Monday, November 5, 2012

Reflections on change

If we are honest with ourselves, we know that dealing with changes that are thrown at us is a difficult task, especially in a work situation, but also in our personal lives. Scores of self-help books have been written on the subject of how to deal with change, how to start anew, how to let go of the past, how to let go of situations that we have outgrown, how to face the future, how to start today, how to think positively about change, how to rearrange our mindsets. The irony of life is that we change whether we want to or not. We can try to resist change, block it, ignore it, run from it, or drown it out. It doesn’t matter what we do; change will find us. We look in the mirror and find the subtle changes that tell us that we are getting older. We watch our parents grow old and pass away. We watch our children grow up, move away, and start their own lives and families. We cannot prevent any of it. We cannot make time stand still. No matter what we do or say, life goes on, people move on, careers end, and perhaps throughout all of the inevitable changes, a sense of humor is our saving grace. Or reading the words of others who have thought about and reflected upon the same things. At every point in our lives, we need inspiration, support, positive refills, and encouragement. It is an unfortunate misconception that adults do not need these things. I am often told that children and young adults need them more. And that may be true, but as adults, we still need to be inspired and encouraged. If we have faith in some higher power, something outside ourselves, if we belong to a church or to a spiritual society, we at least can nurture a lifeline to that part of ourselves that rears its head from time to time in an effort to tell us how things are going inside of us, in our hearts and souls. If we don’t have that, there are many books that offer inspiration and encouragement for many of the problems we face.

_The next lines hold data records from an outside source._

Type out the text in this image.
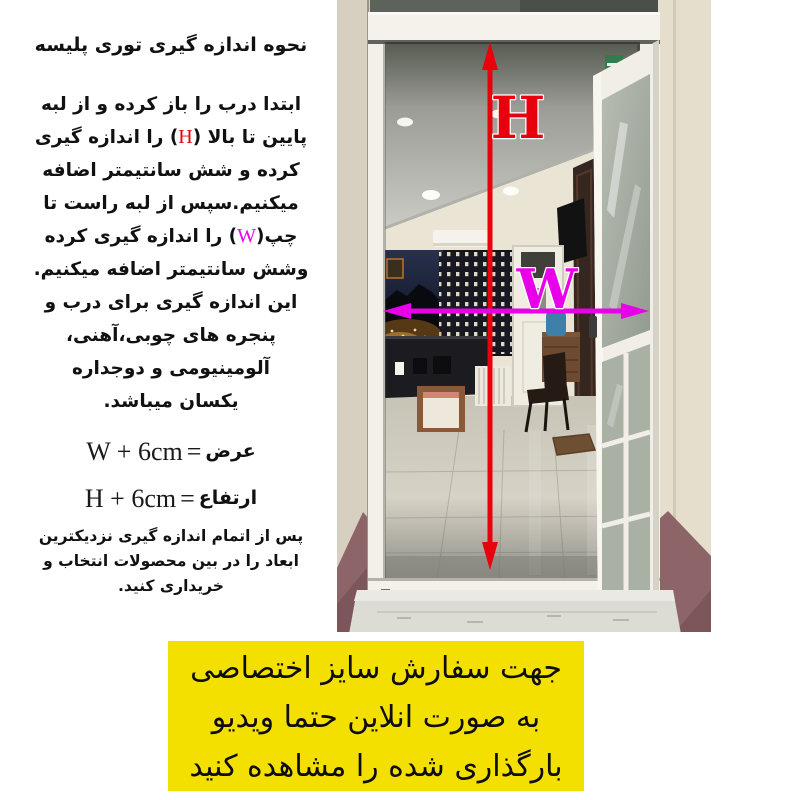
نحوه اندازه گیری توری پلیسه
ابتدا درب را باز کرده و از لبه
پایین تا بالا (H) را اندازه گیری
کرده و شش سانتیمتر اضافه
میکنیم.سپس از لبه راست تا
چپ(W) را اندازه گیری کرده
وشش سانتیمتر اضافه میکنیم.
این اندازه گیری برای درب و
پنجره های چوبی،آهنی،
آلومینیومی و دوجداره
یکسان میباشد.
W + 6cm = عرض
H + 6cm = ارتفاع
پس از اتمام اندازه گیری نزدیکترین
ابعاد را در بین محصولات انتخاب و
خریداری کنید.
H
W
جهت سفارش سایز اختصاصی
به صورت انلاین حتما ویدیو
بارگذاری شده را مشاهده کنید
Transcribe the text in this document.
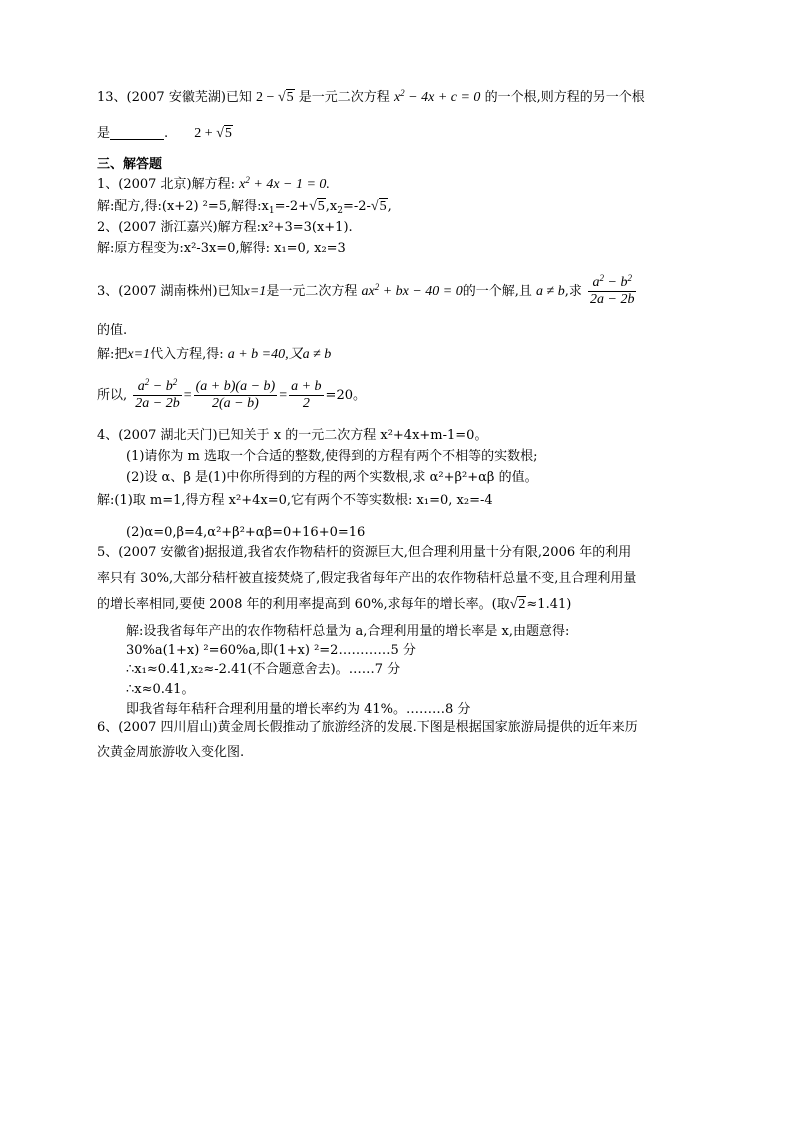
13、(2007 安徽芜湖)已知 2 − √5 是一元二次方程 $x^2 - 4x + c = 0$ 的一个根,则方程的另一个根
是	. 2 + √5
三、解答题
1、(2007 北京)解方程: $x^2 + 4x - 1 = 0$.
解:配方,得:(x+2) ²=5,解得$:x_1=-2+√5,x_2=-2-√5$,
2、(2007 浙江嘉兴)解方程:x²+3=3(x+1).
解:原方程变为:x²-3x=0,解得: x₁=0, x₂=3
3、(2007 湖南株州)已知x=1是一元二次方程 $ax^2$ + bx − 40 = 0的一个解,且 a ≠ b,求 $\frac{a^2 - b^2}{2a - 2b}$
的值.
解:把x=1代入方程,得: a + b =40,又a ≠ b
所以, $\frac{a^2 - b^2}{2a - 2b} = \frac{(a + b)(a - b)}{2(a - b)} = \frac{a + b}{2} =20$。
4、(2007 湖北天门)已知关于 x 的一元二次方程 x²+4x+m-1=0。
(1)请你为 m 选取一个合适的整数,使得到的方程有两个不相等的实数根;
(2)设 α、β 是(1)中你所得到的方程的两个实数根,求 α²+β²+αβ 的值。
解:(1)取 m=1,得方程 x²+4x=0,它有两个不等实数根: x₁=0, x₂=-4
(2)α=0,β=4,α²+β²+αβ=0+16+0=16
5、(2007 安徽省)据报道,我省农作物秸杆的资源巨大,但合理利用量十分有限,2006 年的利用
率只有 30%,大部分秸杆被直接焚烧了,假定我省每年产出的农作物秸杆总量不变,且合理利用量
的增长率相同,要使 2008 年的利用率提高到 60%,求每年的增长率。(取√2≈1.41)
解:设我省每年产出的农作物秸杆总量为 a,合理利用量的增长率是 x,由题意得:
30%a(1+x) ²=60%a,即(1+x) ²=2…………5 分
∴x₁≈0.41,x₂≈-2.41(不合题意舍去)。……7 分
∴x≈0.41。
即我省每年秸秆合理利用量的增长率约为 41%。………8 分
6、(2007 四川眉山)黄金周长假推动了旅游经济的发展.下图是根据国家旅游局提供的近年来历
次黄金周旅游收入变化图.
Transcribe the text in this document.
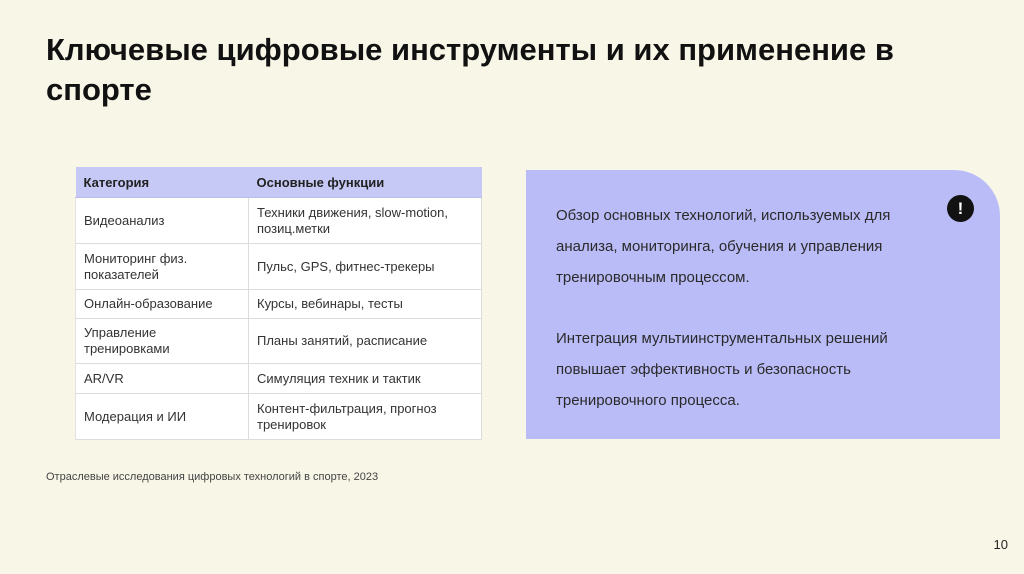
Ключевые цифровые инструменты и их применение в спорте
Категория	Основные функции
Видеоанализ	Техники движения, slow-motion, позиц.метки
Мониторинг физ. показателей	Пульс, GPS, фитнес-трекеры
Онлайн-образование	Курсы, вебинары, тесты
Управление тренировками	Планы занятий, расписание
AR/VR	Симуляция техник и тактик
Модерация и ИИ	Контент-фильтрация, прогноз тренировок

Обзор основных технологий, используемых для анализа, мониторинга, обучения и управления тренировочным процессом.

Интеграция мультиинструментальных решений повышает эффективность и безопасность тренировочного процесса.

!
Отраслевые исследования цифровых технологий в спорте, 2023
10
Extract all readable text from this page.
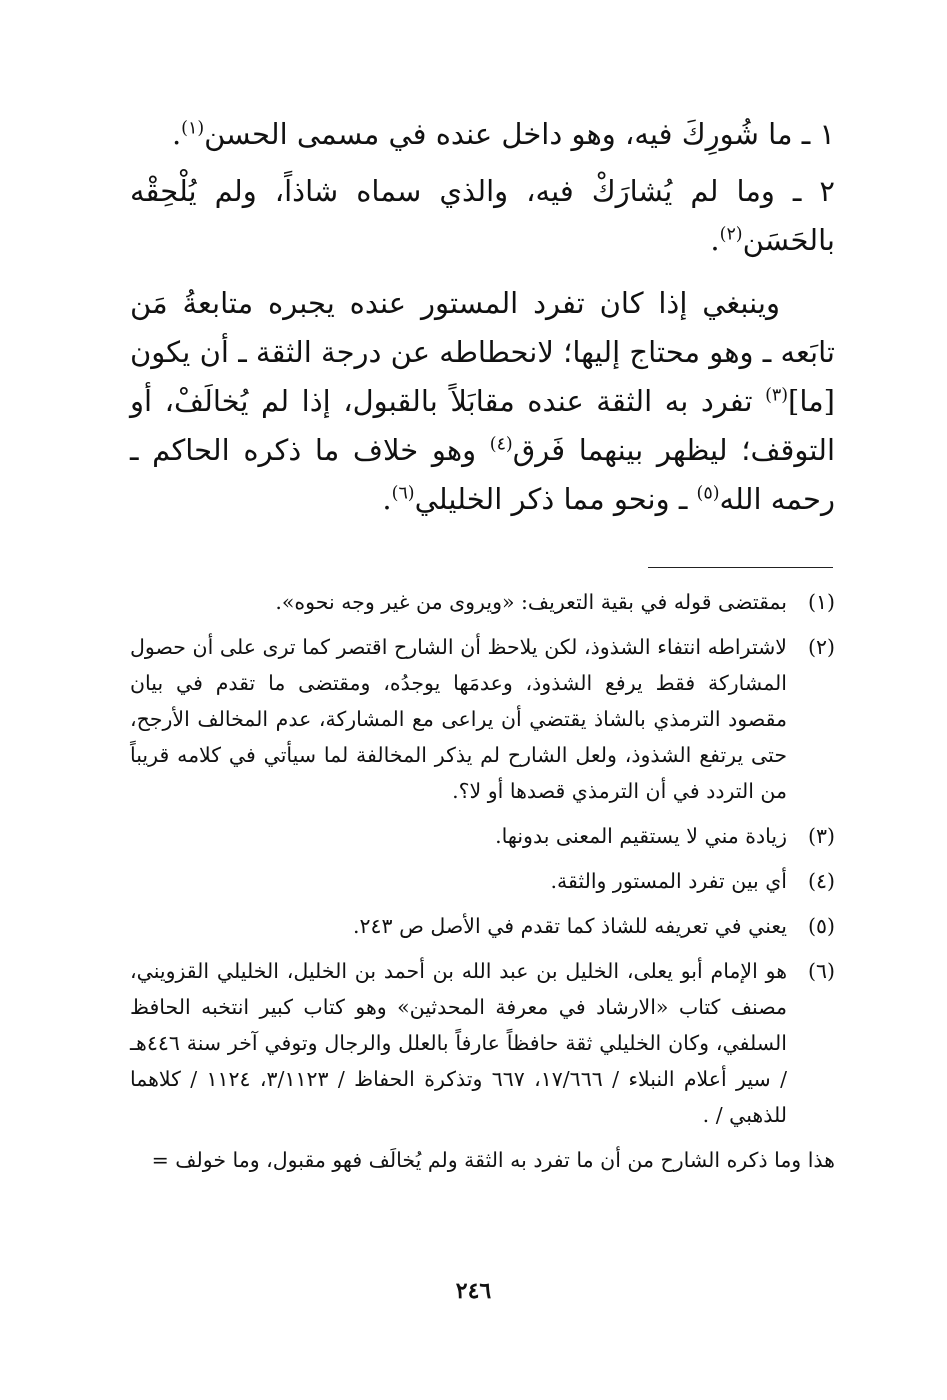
١ ـ ما شُورِكَ فيه، وهو داخل عنده في مسمى الحسن$^{(١)}$.

٢ ـ وما لم يُشارَكْ فيه، والذي سماه شاذاً، ولم يُلْحِقْه بالحَسَن$^{(٢)}$.

وينبغي إذا كان تفرد المستور عنده يجبره متابعةُ مَن تابَعه ـ وهو محتاج إليها؛ لانحطاطه عن درجة الثقة ـ أن يكون [ما]$^{(٣)}$ تفرد به الثقة عنده مقابَلاً بالقبول، إذا لم يُخالَفْ، أو التوقف؛ ليظهر بينهما فَرق$^{(٤)}$ وهو خلاف ما ذكره الحاكم ـ رحمه الله$^{(٥)}$ ـ ونحو مما ذكر الخليلي$^{(٦)}$.

(١)
بمقتضى قوله في بقية التعريف: «ويروى من غير وجه نحوه».
(٢)
لاشتراطه انتفاء الشذوذ، لكن يلاحظ أن الشارح اقتصر كما ترى على أن حصول المشاركة فقط يرفع الشذوذ، وعدمَها يوجدُه، ومقتضى ما تقدم في بيان مقصود الترمذي بالشاذ يقتضي أن يراعى مع المشاركة، عدم المخالف الأرجح، حتى يرتفع الشذوذ، ولعل الشارح لم يذكر المخالفة لما سيأتي في كلامه قريباً من التردد في أن الترمذي قصدها أو لا؟.
(٣)
زيادة مني لا يستقيم المعنى بدونها.
(٤)
أي بين تفرد المستور والثقة.
(٥)
يعني في تعريفه للشاذ كما تقدم في الأصل ص ٢٤٣.
(٦)
هو الإمام أبو يعلى، الخليل بن عبد الله بن أحمد بن الخليل، الخليلي القزويني، مصنف كتاب «الارشاد في معرفة المحدثين» وهو كتاب كبير انتخبه الحافظ السلفي، وكان الخليلي ثقة حافظاً عارفاً بالعلل والرجال وتوفي آخر سنة ٤٤٦هـ / سير أعلام النبلاء / ١٧/٦٦٦، ٦٦٧ وتذكرة الحفاظ / ٣/١١٢٣، ١١٢٤ / كلاهما للذهبي / .
هذا وما ذكره الشارح من أن ما تفرد به الثقة ولم يُخالَف فهو مقبول، وما خولف =
٢٤٦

I often remind myself when I feel stuck in a rut, that some of the best things that ever happened in my own life, happened simply because I changed my life, after much reflection, confusion, disorientation and sometimes anger and depression. I left a painful relationship when I was in my twenties and chose to be alone rather than live a lie. I could have stayed and been miserable. I left a ‘safe’ job in my twenties (a unionized research technician job with great benefits that my father told me to keep) and chose to work in a non-unionized research position, one that allowed me to travel to international conferences, for example, Cambridge England, where I met my husband. I could have stayed in my safe job and refused to move on. But then I would never have met my husband or subsequently completed my PhD. I wasn’t focused on looking for a new relationship at the time I met my husband; I was in fact ready to leave my job in Manhattan after working there seven years, and was interviewing for positions around the USA when I met him in England. Meeting him resulted in my leaving my birth country in my early thirties and moving abroad in order to give that relationship a chance, learning a new language, and embracing a new culture, workplace and degree program. I was not raised in a household that thrived on change. My parents were good solid people, but their lives (and to some extent ours when we were younger) were defined by my father’s illnesses and job problems. Would they have loved to have traveled together to Italy and England when he retired? Of course. But by the time they reached the point when they could have done that, other realities took over their lives. My father died young, at sixty-seven. Neither he nor my mother got the chance to do many of the things their children have done. Their lives became more defined by fear as they grew older, mostly due to my father’s illnesses—afraid to travel, afraid to upset the daily routines, afraid to change the daily routines. That is perhaps the way of life, that each new generation does more and dares more than the previous generation. It’s hard to say. The point is that it is best to be proactive about change, to see the future and to at least try to adjust to what is coming. We cannot know the future, we can only live now, but I still think it best to be open to change and to actually choose it, instead of having it forced upon you.